Online Swapping Crippling CD Sales
Even after the dissolution of Napster, consumers continue to turn to online swapping as means of acquiring new music, and the recording industry is suffering.
Compact disc music sales decreased 7 percent during the first half of the year, a further indication that online music sharing sites are hurting the recording industry, a trade group said.
The decline cost the industry $284 million in lost sales, the Recording Industry Association of America said Monday.
The decline, measured by PricewaterhouseCoopers, compares with a 5.3 percent drop in CD shipments in the first half of 2001. The RIAA said the industry uses just-in-time delivery, so CD shipments are reliably indicative of actual sales.
Also Monday, the RIAA released a separate survey of Internet users' music habits, which found that most consumers between 12 and 54 bought fewer CDs as they downloaded more tracks.

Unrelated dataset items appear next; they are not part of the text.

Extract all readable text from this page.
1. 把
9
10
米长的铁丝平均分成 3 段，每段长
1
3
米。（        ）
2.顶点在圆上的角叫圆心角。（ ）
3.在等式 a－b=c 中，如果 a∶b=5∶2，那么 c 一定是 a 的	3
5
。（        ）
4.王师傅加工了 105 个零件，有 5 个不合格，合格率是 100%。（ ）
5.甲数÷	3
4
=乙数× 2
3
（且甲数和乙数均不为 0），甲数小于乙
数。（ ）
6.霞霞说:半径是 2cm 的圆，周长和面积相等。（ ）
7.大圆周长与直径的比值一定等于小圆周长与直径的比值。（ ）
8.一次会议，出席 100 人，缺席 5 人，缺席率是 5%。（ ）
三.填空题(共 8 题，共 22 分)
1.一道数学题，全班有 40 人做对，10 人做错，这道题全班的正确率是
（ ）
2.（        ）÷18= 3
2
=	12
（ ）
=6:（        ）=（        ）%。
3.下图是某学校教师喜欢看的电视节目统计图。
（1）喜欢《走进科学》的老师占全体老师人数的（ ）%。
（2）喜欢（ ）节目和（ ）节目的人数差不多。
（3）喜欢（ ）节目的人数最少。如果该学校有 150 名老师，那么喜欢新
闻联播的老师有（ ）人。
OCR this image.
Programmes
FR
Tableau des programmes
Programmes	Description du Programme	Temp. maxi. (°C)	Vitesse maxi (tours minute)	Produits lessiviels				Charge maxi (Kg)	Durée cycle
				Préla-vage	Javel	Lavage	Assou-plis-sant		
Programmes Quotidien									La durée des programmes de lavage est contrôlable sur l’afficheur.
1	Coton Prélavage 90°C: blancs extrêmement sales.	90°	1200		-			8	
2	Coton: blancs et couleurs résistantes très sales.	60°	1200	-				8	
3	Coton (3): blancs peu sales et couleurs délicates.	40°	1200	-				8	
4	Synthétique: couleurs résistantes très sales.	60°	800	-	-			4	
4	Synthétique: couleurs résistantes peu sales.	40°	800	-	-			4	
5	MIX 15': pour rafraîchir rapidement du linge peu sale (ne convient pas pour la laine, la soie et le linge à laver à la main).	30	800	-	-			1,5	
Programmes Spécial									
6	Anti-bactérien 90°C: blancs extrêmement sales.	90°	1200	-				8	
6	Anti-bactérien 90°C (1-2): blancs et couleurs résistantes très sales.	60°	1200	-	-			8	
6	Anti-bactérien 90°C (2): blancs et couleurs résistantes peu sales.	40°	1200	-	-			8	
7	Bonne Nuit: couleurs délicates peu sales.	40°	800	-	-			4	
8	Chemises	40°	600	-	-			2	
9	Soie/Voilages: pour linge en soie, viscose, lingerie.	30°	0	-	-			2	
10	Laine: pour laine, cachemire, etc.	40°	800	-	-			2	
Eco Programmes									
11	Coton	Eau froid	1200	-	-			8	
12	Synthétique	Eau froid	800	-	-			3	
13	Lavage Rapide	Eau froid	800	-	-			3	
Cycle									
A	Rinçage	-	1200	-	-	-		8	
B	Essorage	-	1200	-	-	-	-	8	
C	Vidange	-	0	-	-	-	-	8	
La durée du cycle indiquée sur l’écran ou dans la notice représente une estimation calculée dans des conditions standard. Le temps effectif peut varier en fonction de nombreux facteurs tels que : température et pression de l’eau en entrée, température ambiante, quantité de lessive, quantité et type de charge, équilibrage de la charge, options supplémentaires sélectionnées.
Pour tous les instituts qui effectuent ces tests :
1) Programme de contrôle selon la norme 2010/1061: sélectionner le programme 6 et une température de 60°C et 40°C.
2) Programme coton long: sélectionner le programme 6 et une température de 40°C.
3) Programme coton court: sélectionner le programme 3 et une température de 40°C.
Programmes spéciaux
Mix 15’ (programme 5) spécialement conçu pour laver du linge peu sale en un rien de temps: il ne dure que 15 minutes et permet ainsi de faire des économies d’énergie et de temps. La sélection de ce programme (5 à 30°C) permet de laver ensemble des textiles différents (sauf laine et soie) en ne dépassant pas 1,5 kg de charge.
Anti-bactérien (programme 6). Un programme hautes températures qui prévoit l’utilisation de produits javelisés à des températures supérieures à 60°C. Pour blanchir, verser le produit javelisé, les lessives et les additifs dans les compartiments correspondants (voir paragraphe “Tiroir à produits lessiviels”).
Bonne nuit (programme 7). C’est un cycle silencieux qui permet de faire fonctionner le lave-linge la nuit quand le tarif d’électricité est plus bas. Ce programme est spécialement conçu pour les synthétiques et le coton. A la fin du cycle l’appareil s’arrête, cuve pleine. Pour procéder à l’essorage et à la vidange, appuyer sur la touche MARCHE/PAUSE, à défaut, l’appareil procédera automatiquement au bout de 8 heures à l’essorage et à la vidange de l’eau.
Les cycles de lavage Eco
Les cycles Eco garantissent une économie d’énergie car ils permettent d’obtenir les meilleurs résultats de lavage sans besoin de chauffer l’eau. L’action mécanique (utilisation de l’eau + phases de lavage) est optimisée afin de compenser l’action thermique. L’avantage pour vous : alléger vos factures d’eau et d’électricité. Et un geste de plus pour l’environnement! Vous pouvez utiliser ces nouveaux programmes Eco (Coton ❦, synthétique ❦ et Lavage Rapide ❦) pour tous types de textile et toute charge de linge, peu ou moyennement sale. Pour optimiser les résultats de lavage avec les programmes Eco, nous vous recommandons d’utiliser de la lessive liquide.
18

Previous studies independent of the music industry have suggested that access to free music on the Web encourages consumers to experiment with new acts and buy more CDs.
"We find a striking connection between people who say they are downloading more and buying less," said Geoff Garin, pollster for Peter D. Hart Research Associates, which conducted the random telephone survey of 860 consumers for the RIAA in May. The survey has a margin of error of plus or minus 3.4 percentage points.
Of consumers polled whose downloading increased during the last six months, 41 percent reported buying less music, compared with 19 percent who said they were purchasing more, he said.
Among those polled who said they were downloading the same amount as six months earlier, 25 percent said they purchased less music, compared with 13 percent who bought more, Garin said.